Nous appelons à une cam­pagne tar­i­faire sincère, en lien avec les réal­ités de notre secteur, et en pre­mier lieu, en rap­port avec la place et le vol­ume de notre activ­ité. Nous voulons met­tre fin à la poli­tique aveu­gle dite du « rabot ». Sur la méth­ode, nous émet­tons des propo­si­tions syn­di­cales sur les hypothès­es de con­struc­tion de la cam­pagne, nous sol­lici­tons des mesures qui per­me­t­tent d’adapter le finance­ment aux évo­lu­tions de notre secteur, et pro­posons égale­ment des mesures struc­turelles pour pré­par­er le futur.

Con­cer­nant les hypothès­es de con­struc­tion de la cam­pagne, deux points appel­lent notre vig­i­lance. Tout d’abord la fix­a­tion du « vol­ume prévi­sion­nel » de l’activité des étab­lisse­ments de san­té privés, qui doit être en cohérence avec l’activité réelle de nos étab­lisse­ments et doit tenir compte de la sous-exé­cu­tion de l’année précé­dente. Une nou­velle suré­val­u­a­tion de ce vol­ume, qui viendrait injuste­ment amput­er nos tar­ifs, équiv­audrait ni plus ni moins à une baisse tar­i­faire déguisée. Ensuite le plan d’économies annon­cé : il ne doit plus peser sur la chirurgie ambu­la­toire dont la tutelle souhaite le développe­ment, ni sur le secteur « ex-OQN » qui est aujourd’hui recon­nu pour son effi­cience.

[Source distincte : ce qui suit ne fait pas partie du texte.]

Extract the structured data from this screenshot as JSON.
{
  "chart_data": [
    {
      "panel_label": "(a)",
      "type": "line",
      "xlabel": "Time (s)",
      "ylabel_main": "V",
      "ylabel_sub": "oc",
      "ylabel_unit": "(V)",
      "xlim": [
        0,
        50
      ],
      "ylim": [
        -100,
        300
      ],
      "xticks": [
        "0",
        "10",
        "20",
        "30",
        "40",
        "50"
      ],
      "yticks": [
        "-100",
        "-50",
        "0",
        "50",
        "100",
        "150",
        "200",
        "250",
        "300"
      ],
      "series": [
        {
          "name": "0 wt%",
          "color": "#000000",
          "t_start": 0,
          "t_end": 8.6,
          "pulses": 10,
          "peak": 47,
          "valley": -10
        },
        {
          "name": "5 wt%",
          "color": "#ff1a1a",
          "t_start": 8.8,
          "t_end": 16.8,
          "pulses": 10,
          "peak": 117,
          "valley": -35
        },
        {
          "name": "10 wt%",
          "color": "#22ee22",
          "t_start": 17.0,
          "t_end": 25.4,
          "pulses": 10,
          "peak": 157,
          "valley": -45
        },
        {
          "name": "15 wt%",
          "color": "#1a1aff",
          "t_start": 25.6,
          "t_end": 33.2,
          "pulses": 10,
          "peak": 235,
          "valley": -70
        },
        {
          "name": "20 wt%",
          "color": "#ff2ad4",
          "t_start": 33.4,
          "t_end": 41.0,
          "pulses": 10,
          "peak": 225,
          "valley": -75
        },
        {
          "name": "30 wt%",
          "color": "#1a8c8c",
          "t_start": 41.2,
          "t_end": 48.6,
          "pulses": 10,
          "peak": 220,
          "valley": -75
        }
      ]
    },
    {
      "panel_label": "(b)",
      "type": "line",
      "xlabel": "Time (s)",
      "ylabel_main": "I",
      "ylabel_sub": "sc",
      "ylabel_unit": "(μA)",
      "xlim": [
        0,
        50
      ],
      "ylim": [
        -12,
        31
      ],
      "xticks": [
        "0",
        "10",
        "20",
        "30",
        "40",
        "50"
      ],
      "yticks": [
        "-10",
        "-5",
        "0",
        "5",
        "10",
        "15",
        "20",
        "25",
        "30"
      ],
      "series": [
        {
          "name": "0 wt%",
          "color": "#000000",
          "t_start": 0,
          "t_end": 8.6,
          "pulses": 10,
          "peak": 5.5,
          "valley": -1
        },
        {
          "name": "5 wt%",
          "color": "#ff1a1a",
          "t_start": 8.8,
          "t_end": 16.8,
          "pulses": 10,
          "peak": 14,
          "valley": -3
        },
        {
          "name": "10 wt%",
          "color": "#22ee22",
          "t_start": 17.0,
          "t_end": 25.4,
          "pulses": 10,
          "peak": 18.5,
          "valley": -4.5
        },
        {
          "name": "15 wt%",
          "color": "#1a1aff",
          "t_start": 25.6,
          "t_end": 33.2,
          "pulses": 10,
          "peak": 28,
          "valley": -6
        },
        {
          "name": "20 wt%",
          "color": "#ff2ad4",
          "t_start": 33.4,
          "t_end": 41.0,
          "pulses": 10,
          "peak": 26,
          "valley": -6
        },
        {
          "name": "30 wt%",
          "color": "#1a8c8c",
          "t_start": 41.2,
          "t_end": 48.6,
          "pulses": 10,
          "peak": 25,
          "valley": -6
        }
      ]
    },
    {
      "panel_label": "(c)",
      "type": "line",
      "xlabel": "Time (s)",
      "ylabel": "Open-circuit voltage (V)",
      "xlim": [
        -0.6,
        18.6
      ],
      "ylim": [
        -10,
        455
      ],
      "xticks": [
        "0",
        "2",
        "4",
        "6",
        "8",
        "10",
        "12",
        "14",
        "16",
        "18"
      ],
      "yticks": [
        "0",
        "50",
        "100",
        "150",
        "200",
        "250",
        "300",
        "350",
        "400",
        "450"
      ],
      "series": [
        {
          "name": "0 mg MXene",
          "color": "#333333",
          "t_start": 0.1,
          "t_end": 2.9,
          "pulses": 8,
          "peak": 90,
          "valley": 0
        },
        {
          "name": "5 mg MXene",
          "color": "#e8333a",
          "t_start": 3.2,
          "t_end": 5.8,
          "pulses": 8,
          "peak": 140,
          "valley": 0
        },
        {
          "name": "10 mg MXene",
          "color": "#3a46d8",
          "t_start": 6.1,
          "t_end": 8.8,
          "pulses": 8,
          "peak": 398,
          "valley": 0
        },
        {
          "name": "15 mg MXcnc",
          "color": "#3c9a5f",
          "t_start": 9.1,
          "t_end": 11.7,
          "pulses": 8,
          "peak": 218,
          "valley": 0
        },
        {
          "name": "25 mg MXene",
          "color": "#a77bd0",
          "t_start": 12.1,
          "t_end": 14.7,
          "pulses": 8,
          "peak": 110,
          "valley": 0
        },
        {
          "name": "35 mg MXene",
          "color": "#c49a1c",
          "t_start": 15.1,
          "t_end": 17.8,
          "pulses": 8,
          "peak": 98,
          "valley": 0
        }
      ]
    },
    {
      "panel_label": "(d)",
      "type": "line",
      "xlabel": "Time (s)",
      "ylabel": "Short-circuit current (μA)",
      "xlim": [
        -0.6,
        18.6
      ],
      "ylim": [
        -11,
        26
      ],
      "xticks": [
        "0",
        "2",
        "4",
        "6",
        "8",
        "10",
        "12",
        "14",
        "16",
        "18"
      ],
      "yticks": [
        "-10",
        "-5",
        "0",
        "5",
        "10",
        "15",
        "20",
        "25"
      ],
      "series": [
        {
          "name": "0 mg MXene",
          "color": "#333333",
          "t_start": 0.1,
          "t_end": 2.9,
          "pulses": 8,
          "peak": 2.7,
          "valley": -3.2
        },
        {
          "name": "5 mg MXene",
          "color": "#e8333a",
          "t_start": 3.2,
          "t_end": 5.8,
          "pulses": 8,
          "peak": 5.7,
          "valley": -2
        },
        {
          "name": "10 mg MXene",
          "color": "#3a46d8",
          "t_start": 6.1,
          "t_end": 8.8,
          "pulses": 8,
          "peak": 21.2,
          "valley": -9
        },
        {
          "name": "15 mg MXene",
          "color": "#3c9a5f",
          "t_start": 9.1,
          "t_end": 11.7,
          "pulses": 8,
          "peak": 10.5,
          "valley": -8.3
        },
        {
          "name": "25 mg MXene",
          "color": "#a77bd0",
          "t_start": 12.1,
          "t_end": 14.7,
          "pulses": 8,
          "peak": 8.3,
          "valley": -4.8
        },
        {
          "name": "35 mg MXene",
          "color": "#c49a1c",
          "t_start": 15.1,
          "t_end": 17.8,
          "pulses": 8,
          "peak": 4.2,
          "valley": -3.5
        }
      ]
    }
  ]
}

Con­cer­nant les tar­ifs, nous deman­dons à nos tutelles d’envisager des modal­ités de fix­a­tion pluri­an­nuelles, avec des planch­ers et des pla­fonds dans les vari­a­tions de chaque GHS, afin de ne pas pren­dre de court chaque 1er mars les étab­lisse­ments, qui n’ont jusqu’à présent aucune vis­i­bil­ité d’une année sur l’autre. Par­al­lèle­ment, nous main­tenons une demande très forte sur les mater­nités, dont l’équilibre financier est désta­bil­isé non seule­ment par des tar­ifs sous-éval­ués, mais égale­ment par une baisse sen­si­ble d’activité qui ne leur per­met plus d’absorber leurs charges fix­es. Si un nou­veau mod­èle de finance­ment doit être imag­iné à court terme, il est vital que les GHS d’obstétrique les plus fréquents soient rehaussés au niveau des Tar­ifs Issus des Coûts dès la prochaine cam­pagne tar­i­faire. Compte tenu de la baisse du vol­ume d’activité, cette reval­ori­sa­tion sera sans con­séquence sur l’enveloppe glob­ale ODMCO.

Con­cer­nant les enveloppes hors tar­ifs, nous sommes par­ti­c­ulière­ment atten­tifs aux évo­lu­tions du mod­èle de finance­ment MERRI « recherche clin­ique » comme à celles du dis­posi­tif de finance­ment à la qual­ité IFAQ. Les modal­ités de finance­ment doivent rester claires et équita­bles entre tous les acteurs : le ser­vice ren­du aux patients et la qual­ité des soins doivent pré­val­oir sur le statut juridique de cha­cun et doivent être mieux val­orisés. Enfin, un effort cer­tain doit être réal­isé par les tutelles afin d’édicter des règles claires de fac­tura­tion, dont l’absence met en dif­fi­culté les étab­lisse­ments : il y a urgence à tranch­er la ques­tion du finance­ment des actes RIHN, comme celle de la nou­velle cir­cu­laire fron­tière.

Ces 15 propo­si­tions sont notre feuille de route jusqu’au 1er mars 2018, date théorique de pub­li­ca­tion des tar­ifs. Défendre une cam­pagne tar­i­faire cohérente, équitable et réal­iste est la colonne vertébrale de notre action syn­di­cale.